1) Annette Bening's work as the Supreme Intelligence in Captain Marvel was almost enough for me to forgive her for starring in 20th Century Women.

2) It's not hard to root for Brie Larson. Now, two of the stars of Scott Pilgrim vs. the World have large superhero franchises, which only seems fitting.

3) In this short-attention-span-junkfood-saturated-with-media environment we live in where our phones devour hours of our attention each day with addictive devices and apps, one likes to think that the Marvel studio executives know what they are doing by now. But still, I find it ironic that we can take pleasure in watching Brie Larson assume her superpowers partially because Marvel movies have always starred male leads. It's about time that changed. The fact that she's not some hulking muscle-inflated stud grunting out pronouncements of arrogant male privilege can still delight, just as Gal Gadot as Wonder Woman did. Later in the movie, after many actions scenes that often involve fire bolts shooting out of her hands, Carol Danvers/Vers/Captain Marvel still takes a moment to help Nick Fury (a weirdly digitally de-aged Samuel L. Jackson) do the dishes. I don't remember Thanos doing anything like that in Avengers: Infinity War. As a star, Brie Larson remains recognizably human in spite of the corporate carpet-bombing synergistic media campaign swirling around her.

4) I did like the movie, and yet . . . how many unnecessary problems this film has. An early scene involves Vers and various Star Force Kree warriors infiltrating some planet on a secret night mission, and I could hardly tell what was going on as the green lizard shapeshifter people known as the Skrulls guerrilla fight Yon-Rogg (Jude Law) and his gang in the dark purple murk.  Then movie treats us to a clumsy dream/exposition sequence where Vers memory allows her to bop around her past life as she faced various challenges (a go-cart race, an Air Force bootcamp rope to climb, etc). Also, we see her drunkenly singing in a bar, and all of these skittering non-scenes are incoherently accompanied by some Skrull barking in a voiceover. I think that the Skrulls were mining her mind for some secrets concerning the Supreme Intelligence or something, but I can't imagine that green lizard men with large ears will age well.
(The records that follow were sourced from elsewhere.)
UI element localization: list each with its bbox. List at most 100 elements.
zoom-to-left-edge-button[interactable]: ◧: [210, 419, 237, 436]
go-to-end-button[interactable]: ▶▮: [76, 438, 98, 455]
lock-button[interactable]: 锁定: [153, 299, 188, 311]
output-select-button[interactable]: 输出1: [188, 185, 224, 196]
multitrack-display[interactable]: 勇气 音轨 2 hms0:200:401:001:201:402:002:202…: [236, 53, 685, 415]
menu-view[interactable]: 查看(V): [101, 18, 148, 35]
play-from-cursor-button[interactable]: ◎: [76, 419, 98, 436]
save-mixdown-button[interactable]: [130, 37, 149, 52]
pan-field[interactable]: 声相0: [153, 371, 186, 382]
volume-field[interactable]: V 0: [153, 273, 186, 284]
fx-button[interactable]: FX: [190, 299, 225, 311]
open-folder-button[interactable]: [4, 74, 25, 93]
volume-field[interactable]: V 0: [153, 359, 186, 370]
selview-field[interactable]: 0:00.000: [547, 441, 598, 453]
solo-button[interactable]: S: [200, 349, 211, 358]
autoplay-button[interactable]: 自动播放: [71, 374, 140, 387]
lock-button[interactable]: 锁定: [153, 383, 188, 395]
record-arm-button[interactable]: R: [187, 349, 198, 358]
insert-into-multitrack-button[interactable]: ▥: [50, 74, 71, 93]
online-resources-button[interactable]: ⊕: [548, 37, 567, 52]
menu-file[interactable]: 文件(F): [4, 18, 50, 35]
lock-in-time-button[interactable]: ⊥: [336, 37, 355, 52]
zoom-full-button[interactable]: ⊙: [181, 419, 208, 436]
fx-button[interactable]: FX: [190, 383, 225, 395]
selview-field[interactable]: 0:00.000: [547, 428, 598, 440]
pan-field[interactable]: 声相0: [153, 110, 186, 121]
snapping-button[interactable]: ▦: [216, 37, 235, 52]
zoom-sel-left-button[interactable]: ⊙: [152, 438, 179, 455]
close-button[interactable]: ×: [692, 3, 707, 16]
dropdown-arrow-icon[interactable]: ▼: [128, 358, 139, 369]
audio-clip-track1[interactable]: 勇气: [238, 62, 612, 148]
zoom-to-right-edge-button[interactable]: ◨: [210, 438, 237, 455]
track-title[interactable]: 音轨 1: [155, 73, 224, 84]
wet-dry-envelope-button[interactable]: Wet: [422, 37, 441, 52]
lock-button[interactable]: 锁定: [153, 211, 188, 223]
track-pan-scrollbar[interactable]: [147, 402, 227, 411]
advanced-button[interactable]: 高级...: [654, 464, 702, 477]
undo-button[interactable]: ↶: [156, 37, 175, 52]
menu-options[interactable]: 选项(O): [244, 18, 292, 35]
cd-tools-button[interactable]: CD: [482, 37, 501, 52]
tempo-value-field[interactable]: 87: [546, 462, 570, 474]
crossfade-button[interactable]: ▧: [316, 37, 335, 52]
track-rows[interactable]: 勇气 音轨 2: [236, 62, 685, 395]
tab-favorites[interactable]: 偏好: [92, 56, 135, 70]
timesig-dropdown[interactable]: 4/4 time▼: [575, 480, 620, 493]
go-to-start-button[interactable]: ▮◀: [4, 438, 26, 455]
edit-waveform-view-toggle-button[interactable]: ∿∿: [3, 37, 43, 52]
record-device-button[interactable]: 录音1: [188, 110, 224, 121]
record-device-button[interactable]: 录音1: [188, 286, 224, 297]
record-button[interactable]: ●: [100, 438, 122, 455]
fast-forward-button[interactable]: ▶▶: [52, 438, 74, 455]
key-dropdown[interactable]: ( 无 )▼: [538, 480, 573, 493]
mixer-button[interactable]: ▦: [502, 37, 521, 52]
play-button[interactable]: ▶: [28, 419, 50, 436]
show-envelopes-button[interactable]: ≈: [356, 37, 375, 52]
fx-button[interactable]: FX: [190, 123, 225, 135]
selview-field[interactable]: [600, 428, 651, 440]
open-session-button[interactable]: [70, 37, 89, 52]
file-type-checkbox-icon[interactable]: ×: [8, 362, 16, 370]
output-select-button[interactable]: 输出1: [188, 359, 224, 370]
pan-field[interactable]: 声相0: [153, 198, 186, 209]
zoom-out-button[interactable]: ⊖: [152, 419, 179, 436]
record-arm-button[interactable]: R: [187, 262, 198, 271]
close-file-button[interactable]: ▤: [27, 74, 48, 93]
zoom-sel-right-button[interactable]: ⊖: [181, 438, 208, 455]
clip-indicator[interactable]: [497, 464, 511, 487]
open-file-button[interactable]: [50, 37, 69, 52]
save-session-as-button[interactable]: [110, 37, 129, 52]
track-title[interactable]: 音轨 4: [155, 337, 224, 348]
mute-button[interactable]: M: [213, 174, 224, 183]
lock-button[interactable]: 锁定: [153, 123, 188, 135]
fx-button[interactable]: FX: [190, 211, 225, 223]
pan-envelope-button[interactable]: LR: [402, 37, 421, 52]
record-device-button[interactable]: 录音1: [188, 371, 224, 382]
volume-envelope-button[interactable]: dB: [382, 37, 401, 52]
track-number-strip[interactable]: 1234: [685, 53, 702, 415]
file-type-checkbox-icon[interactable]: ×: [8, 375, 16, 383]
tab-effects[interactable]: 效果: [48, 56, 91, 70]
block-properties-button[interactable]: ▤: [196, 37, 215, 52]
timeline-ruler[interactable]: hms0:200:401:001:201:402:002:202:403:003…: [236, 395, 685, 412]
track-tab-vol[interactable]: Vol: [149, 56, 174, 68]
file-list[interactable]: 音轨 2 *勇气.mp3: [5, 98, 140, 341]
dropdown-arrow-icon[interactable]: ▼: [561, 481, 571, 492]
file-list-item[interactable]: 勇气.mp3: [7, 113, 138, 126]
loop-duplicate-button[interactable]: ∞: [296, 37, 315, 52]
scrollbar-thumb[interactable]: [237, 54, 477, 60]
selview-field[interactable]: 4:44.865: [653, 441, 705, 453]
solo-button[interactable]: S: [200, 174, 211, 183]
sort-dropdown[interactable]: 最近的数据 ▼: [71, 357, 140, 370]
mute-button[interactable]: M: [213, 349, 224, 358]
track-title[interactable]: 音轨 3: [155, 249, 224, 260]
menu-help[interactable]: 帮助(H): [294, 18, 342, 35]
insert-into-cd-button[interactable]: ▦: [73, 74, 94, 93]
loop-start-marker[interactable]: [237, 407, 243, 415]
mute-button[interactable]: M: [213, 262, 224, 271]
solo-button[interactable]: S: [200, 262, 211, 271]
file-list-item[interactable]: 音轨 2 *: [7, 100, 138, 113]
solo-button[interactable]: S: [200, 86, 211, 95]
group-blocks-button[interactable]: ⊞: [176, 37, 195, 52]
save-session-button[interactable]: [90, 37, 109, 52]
5) Fortunately, the lighting and the humor improve once Vers crash lands on earth back in the 90s, in a Blockbuster Video store. Once she changes into a Nine Inch Nails t-shirt and jeans, hops on a stolen motorcycle, joins the de-aged Fury, and sets out on her journey to learn just what those mysterious glowing early dreams mean, the movie finds its footing. There's a scene-stealing cat, many jet fights in outer space, No Doubt's "Just a Girl" playing over a slightly better lit later fight scene, and bolts of light-speed engine-worthy photon blast energy erupting out of Captain Marvel's eyes and hair. It's about bloody time.